El 1 de marzo de 1896 nació en Atenas Dimitri Mitropoulos, director y compositor griego nacionalizado estadounidense, musicalmente precoz, de memoria fotográfica por lo que no utilizaba partituras y dirigía con gestos pomposos. Era devoto de la Iglesia Ortodoxa Griega y llevaba una vida casi monástica.
Se formó en los conservatorios de Atenas, Bruse las y Berlín, trabajando como preparador vocal y asistente en la Staatsoper Unter den Linden. Su primera ópera “Sor Beatriz” (1919) fue estrenada en Atenas, comenzó a dirigir en 1924 con las orquestas atenienses y continuó componiendo. En 1930 fue uno de los primeros músicos en presentarse como ejecutante y director a la vez, frente a la Filarmónica de Berlín, con el Tercer Concierto para Piano de Prokofiev.
A partir de ese momento recibió invitaciones de numerosos países, debutando en EEUU en 1936 con la Sinfónica de Boston. Entre 1937 y 1949 fue el director principal de la Sinfónica de Minneapolis y estableció una larga relación con Columbia Records.

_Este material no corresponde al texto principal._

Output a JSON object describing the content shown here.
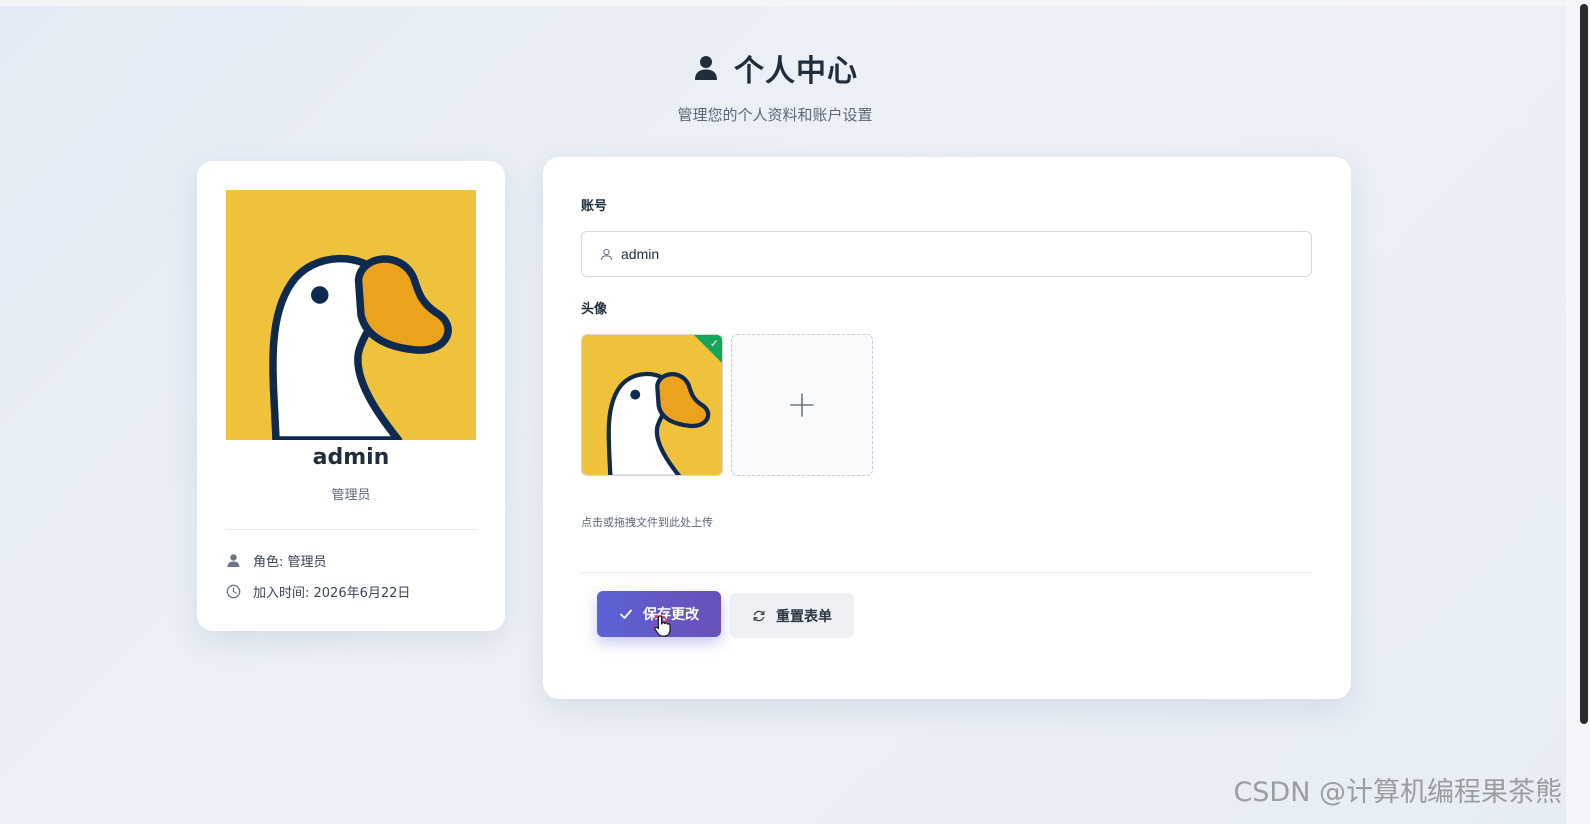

Ese año 49 comenzó a trabajar con la Filarmónica de Nueva York, quedó como director en 1951 hasta que en 1957 le sucedió Bernstein. En el período 1954-1960 se desempeñó como director en la Metropolitan Opera de Nueva York con obras de Mozart, Strauss, Alban Berg, Verdi y Puccini, acompañando a cantantes como Goltz, Anderson, Tebaldi, Callas, London y Rysanek. En el 58 dirigió el estreno de “Vanessa” de Barber.
Considerado uno de los más prestigiosos directores del siglo XX, Mitropoulos introdujo autores modernos, fue promotor de la Segunda Escuela de Viena, hoy revalorada, y de la obra de Mahler, por lo que fue premiado por la Sociedad Americana Mahler.
Durante un ensayo en Milán, falleció de un infarto el 2 de noviembre de 1960.